The film adaptation was released nationwide in 251 theaters in Japan on June 30, 2017, opening at No. 3 on opening weekend and grossing a total of billion. It was released on Blu-ray and DVD on January 1, 2018.

===Television drama===
To promote the live-action film adaptation, a five-episode promotional television drama was broadcast weekly on Nippon TV from April 13, 2017, to May 11, 2017. (Note: Nippon TV lists the broadcast date as April 12, 2017, at 0:59, which is April 13, 2017, at 12:59 a.m.) The main cast reprised their roles from the film. The drama adaptation was released onto Blu-ray and DVD on May 11, 2017. In addition, a special virtual reality video where the viewer can experience the events of the drama and film from Setoka's perspective was released on dTV on March 16, 2017.

====Episodes====

| No. | Title | Directed by | Written by | Original release date |
|---|---|---|---|---|
| 1 | "My Brother Loves Me So Much It Bothers Me!" Transliteration: "Ani ni Aisaresugite Komattemasu!" (Japanese: 兄に愛されすぎて困ってます！) | Hayato Kawai [ja] | Yuko Matsuda [ja] | April 13, 2017 |
| 2 | "My Heart Racing from Our First Date Bothers Me!" Transliteration: "Hatsu Dēto ni Dokidoki Shite Komattemasu!" (Japanese: 初デートにドキドキして困ってます！
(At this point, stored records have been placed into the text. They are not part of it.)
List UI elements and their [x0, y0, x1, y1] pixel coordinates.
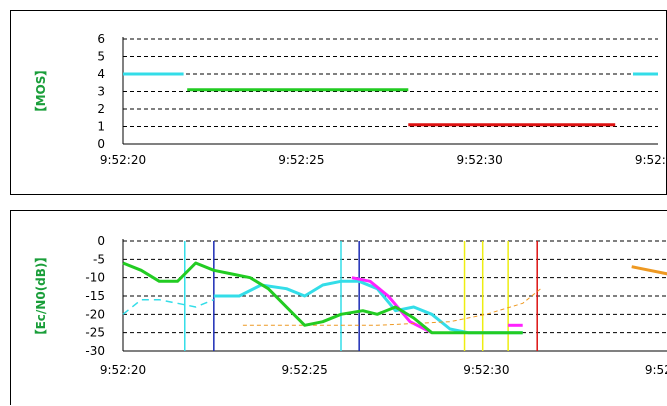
ecn0-y-tick-label: -30	[85, 344, 105, 358]
mos-x-tick-label: 9:52:20	[100, 153, 146, 167]
ecn0-series-line	[213, 279, 523, 335]
ecn0-y-axis-label: 【Ec/N0(dB)】	[33, 251, 48, 342]
ecn0-y-tick-label: -25	[85, 326, 105, 340]
mos-y-tick-label: 0	[97, 137, 105, 151]
ecn0-y-tick-label: -15	[85, 289, 105, 303]
ecn0-y-tick-label: 0	[97, 234, 105, 248]
ecn0-series-line	[122, 298, 215, 315]
mos-y-tick-label: 5	[97, 50, 105, 64]
ecn0-chart: 【Ec/N0(dB)】 0 -5 -10 -15 -20 -25 -30 9:52:20 9:52…	[33, 234, 667, 377]
mos-x-tick-label: 9:52:25	[278, 153, 324, 167]
ecn0-x-tick-label: 9:52:20	[100, 363, 146, 377]
mos-x-tick-label: 9:52:30	[457, 153, 503, 167]
ecn0-series-line	[242, 288, 542, 326]
mos-chart: 【MOS】 0 1 2 3 4 5 6 9:52:20 9:52:25 9:52:30 9:52:35	[33, 32, 667, 167]
ecn0-series-line	[631, 265, 667, 276]
ecn0-series-line	[351, 276, 433, 335]
mos-y-tick-label: 2	[97, 102, 105, 116]
mos-chart-panel: 【MOS】 0 1 2 3 4 5 6 9:52:20 9:52:25 9:52:30 9:52:35	[10, 10, 667, 195]
ecn0-x-tick-label: 9:52:30	[463, 363, 509, 377]
mos-y-tick-label: 1	[97, 120, 105, 134]
mos-y-tick-label: 6	[97, 32, 105, 46]
mos-x-tick-label: 9:52:35	[635, 153, 667, 167]
mos-y-tick-label: 4	[97, 67, 105, 81]
ecn0-y-tick-label: -5	[93, 252, 105, 266]
ecn0-y-tick-label: -10	[85, 271, 105, 285]
ecn0-chart-panel: 【Ec/N0(dB)】 0 -5 -10 -15 -20 -25 -30 9:52:20 9:52…	[10, 210, 667, 405]
mos-y-tick-label: 3	[97, 85, 105, 99]
ecn0-x-tick-label: 9:52:35	[645, 363, 667, 377]
ecn0-y-tick-label: -20	[85, 307, 105, 321]
ecn0-series-line	[122, 261, 523, 335]
ecn0-x-tick-label: 9:52:25	[282, 363, 328, 377]
mos-y-axis-label: 【MOS】	[33, 64, 48, 119]
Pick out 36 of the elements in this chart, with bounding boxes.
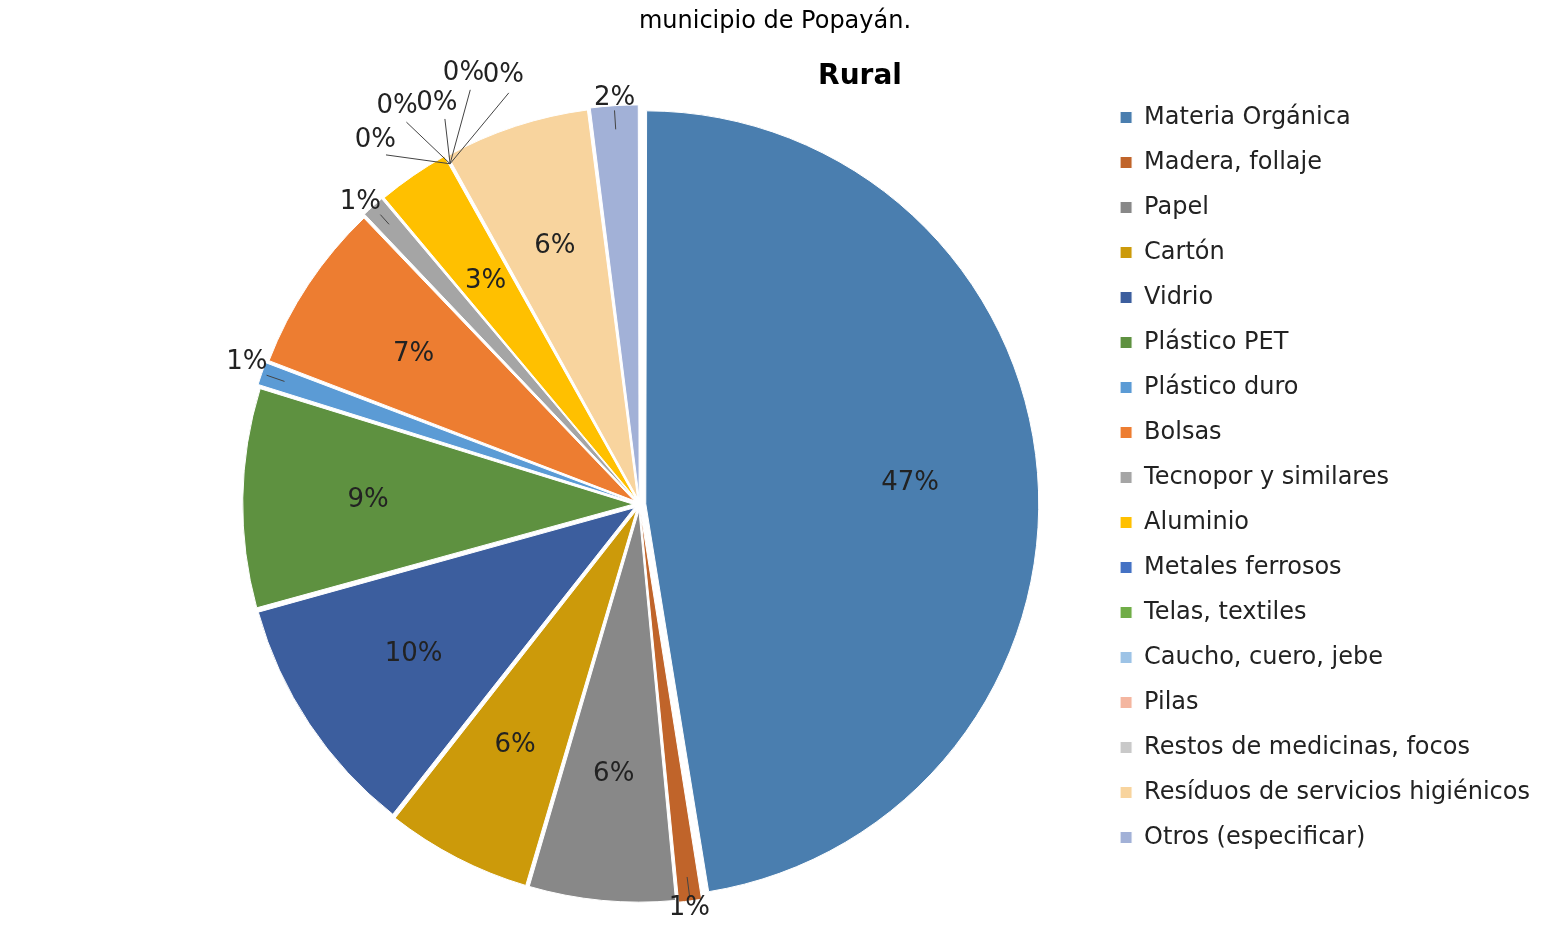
- legend-label: Papel: [1144, 191, 1209, 220]
- legend-label: Cartón: [1144, 236, 1225, 265]
- chart-title: Rural: [818, 58, 902, 92]
- legend-label: Vidrio: [1144, 281, 1214, 310]
- text: 0%: [354, 123, 397, 154]
- data-label: 7%: [392, 336, 435, 367]
- legend-label: Materia Orgánica: [1144, 101, 1351, 130]
- data-label: 1%: [339, 185, 382, 216]
- data-label: 9%: [347, 482, 389, 513]
- legend-label: Restos de medicinas, focos: [1144, 731, 1470, 760]
- data-label: 3%: [465, 263, 507, 294]
- legend-label: Telas, textiles: [1143, 596, 1307, 625]
- data-label: 6%: [593, 757, 635, 788]
- data-label: 1%: [668, 890, 710, 921]
- legend-label: Plástico PET: [1144, 326, 1289, 355]
- data-label: 1%: [226, 345, 268, 376]
- legend-label: Bolsas: [1144, 416, 1222, 445]
- legend-label: Otros (especificar): [1144, 821, 1366, 850]
- text: 0%: [376, 89, 418, 120]
- data-label: 6%: [494, 728, 536, 759]
- text: municipio de Popayán.: [637, 5, 913, 36]
- legend-label: Metales ferrosos: [1144, 551, 1342, 580]
- legend-label: Plástico duro: [1144, 371, 1299, 400]
- text: 0%: [442, 55, 485, 86]
- data-label: 47%: [881, 465, 939, 496]
- legend-label: Resíduos de servicios higiénicos: [1144, 776, 1530, 805]
- text: 0%: [482, 58, 524, 89]
- data-label: 2%: [593, 81, 636, 112]
- text: 0%: [416, 85, 458, 116]
- data-label: 10%: [384, 637, 443, 668]
- legend-label: Madera, follaje: [1144, 146, 1322, 175]
- legend-label: Aluminio: [1144, 506, 1249, 535]
- legend-label: Pilas: [1144, 686, 1199, 715]
- data-label: 6%: [534, 229, 576, 260]
- legend-label: Tecnopor y similares: [1143, 461, 1389, 490]
- legend-label: Caucho, cuero, jebe: [1144, 641, 1383, 670]
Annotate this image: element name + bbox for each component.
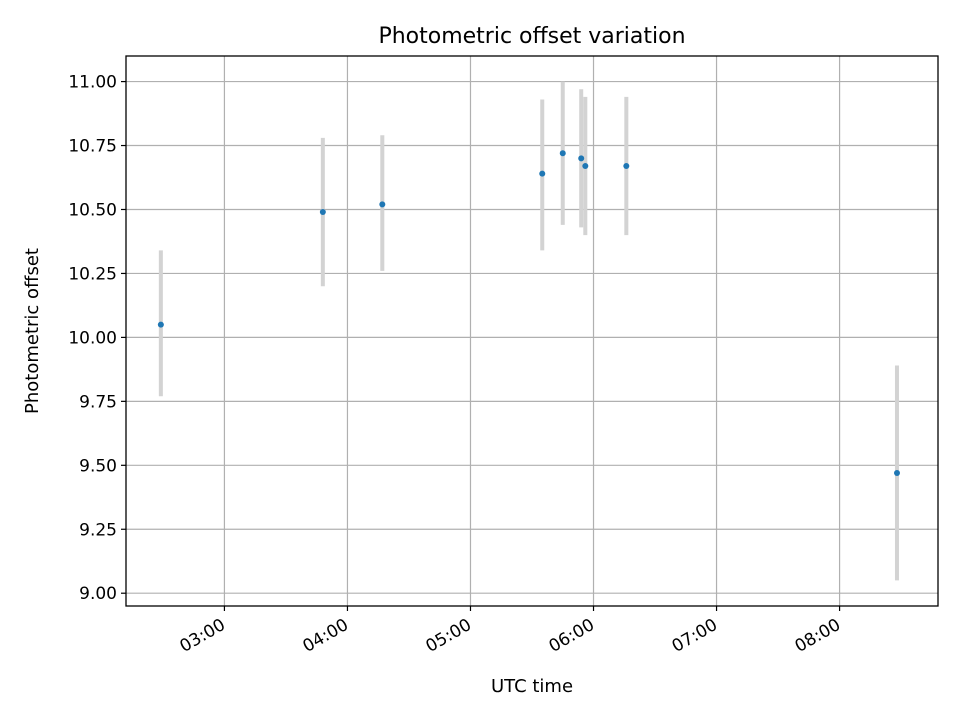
x-axis-label: UTC time [491,676,573,697]
data-point [893,469,900,476]
y-tick-label: 9.50 [79,456,117,476]
y-tick-label: 9.25 [79,520,117,540]
data-point [319,209,326,216]
grid [126,56,938,606]
data-point [578,155,585,162]
data-points [157,150,900,476]
data-point [379,201,386,208]
y-tick-label: 10.50 [68,200,117,220]
y-tick-label: 10.25 [68,264,117,284]
data-point [539,170,546,177]
data-point [559,150,566,157]
data-point [582,163,589,169]
y-axis-label: Photometric offset [22,248,43,414]
data-point [157,321,164,328]
y-tick-label: 10.00 [68,328,117,348]
y-tick-label: 9.75 [79,392,117,412]
y-tick-label: 11.00 [68,73,117,93]
y-tick-label: 10.75 [68,137,117,157]
chart-title: Photometric offset variation [378,24,685,49]
y-tick-label: 9.00 [79,584,117,604]
data-point [623,163,630,169]
plot-frame [125,55,939,607]
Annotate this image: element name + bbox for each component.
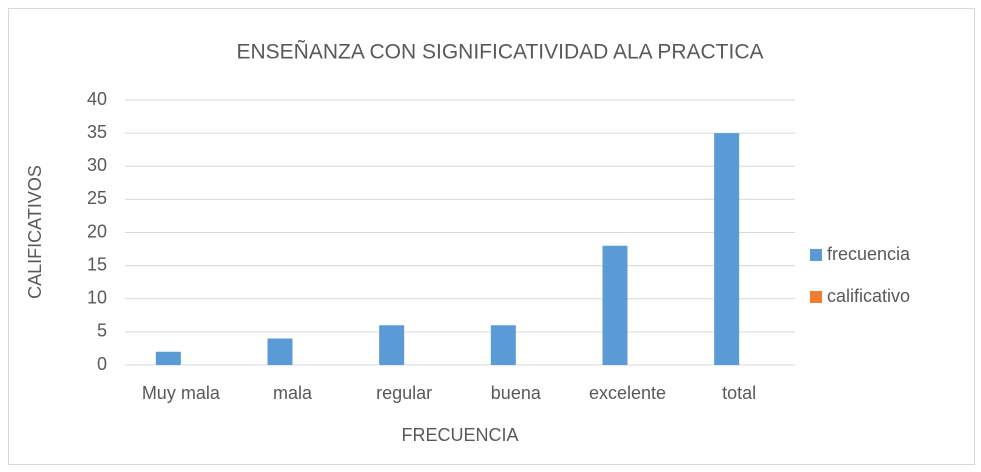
x-axis-label: FRECUENCIA bbox=[401, 425, 518, 445]
legend-swatch bbox=[810, 291, 822, 303]
x-tick-label: Muy mala bbox=[142, 383, 221, 403]
legend-label: frecuencia bbox=[827, 244, 911, 264]
chart-border bbox=[8, 8, 975, 465]
y-tick-label: 10 bbox=[87, 288, 107, 308]
legend-swatch bbox=[810, 249, 822, 261]
y-tick-label: 35 bbox=[87, 122, 107, 142]
x-tick-label: total bbox=[722, 383, 756, 403]
legend-label: calificativo bbox=[827, 286, 910, 306]
y-tick-label: 25 bbox=[87, 188, 107, 208]
chart-title: ENSEÑANZA CON SIGNIFICATIVIDAD ALA PRACT… bbox=[236, 40, 763, 64]
y-axis-label: CALIFICATIVOS bbox=[25, 165, 45, 299]
y-tick-label: 40 bbox=[87, 89, 107, 109]
bar bbox=[267, 338, 293, 365]
bar bbox=[714, 133, 740, 365]
y-tick-label: 30 bbox=[87, 155, 107, 175]
y-tick-label: 20 bbox=[87, 221, 107, 241]
x-tick-label: regular bbox=[376, 383, 432, 403]
bar bbox=[490, 325, 516, 365]
y-tick-label: 0 bbox=[97, 354, 107, 374]
x-tick-label: excelente bbox=[589, 383, 666, 403]
y-tick-label: 15 bbox=[87, 254, 107, 274]
bar bbox=[602, 245, 628, 365]
x-tick-label: mala bbox=[273, 383, 313, 403]
x-tick-label: buena bbox=[491, 383, 542, 403]
bar bbox=[155, 351, 181, 365]
y-tick-label: 5 bbox=[97, 321, 107, 341]
bar bbox=[379, 325, 405, 365]
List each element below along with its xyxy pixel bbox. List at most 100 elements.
) | Hayato Kawai | Yuko Matsuda | April 20, 2017 |
| 3 | "Reuniting with My First Love Bothers Me!" Transliteration: "Hatsukoi no Hito ni Saikai Shite Komattemasu!" (Japanese: 初恋の人に再会して困ってます！) | Hayato Kawai | Yuko Matsuda | April 27, 2017 |
| 4 | "Encountering a Real Kiss Bothers Me!" Transliteration: "Hontō no Kisu ni Sōgū Shite Komattemasu!" (Japanese: 本当のキスに遭遇して困ってます！) | Hayato Kawai | Yuko Matsuda | May 4, 2017 |
| 5 | "These Hot Guys Love Me So Much It Bothers Me!" Transliteration: "Ikemenzu ni Aisaresugite Komattemasu!" (Japanese: イケメンズに愛されすぎて困ってます！) | Hayato Kawai | Yuko Matsuda | May 11, 2017 |

==Reception==
In 2017, Ani ni Aisaresugite Komattemasu sold a consecutive total of 1.8 million copies in print.

Kono Manga ga Sugoi! reviewed the live-action film adaptation favorably, stating that there were many scenarios that were "funny" and "heart-pounding".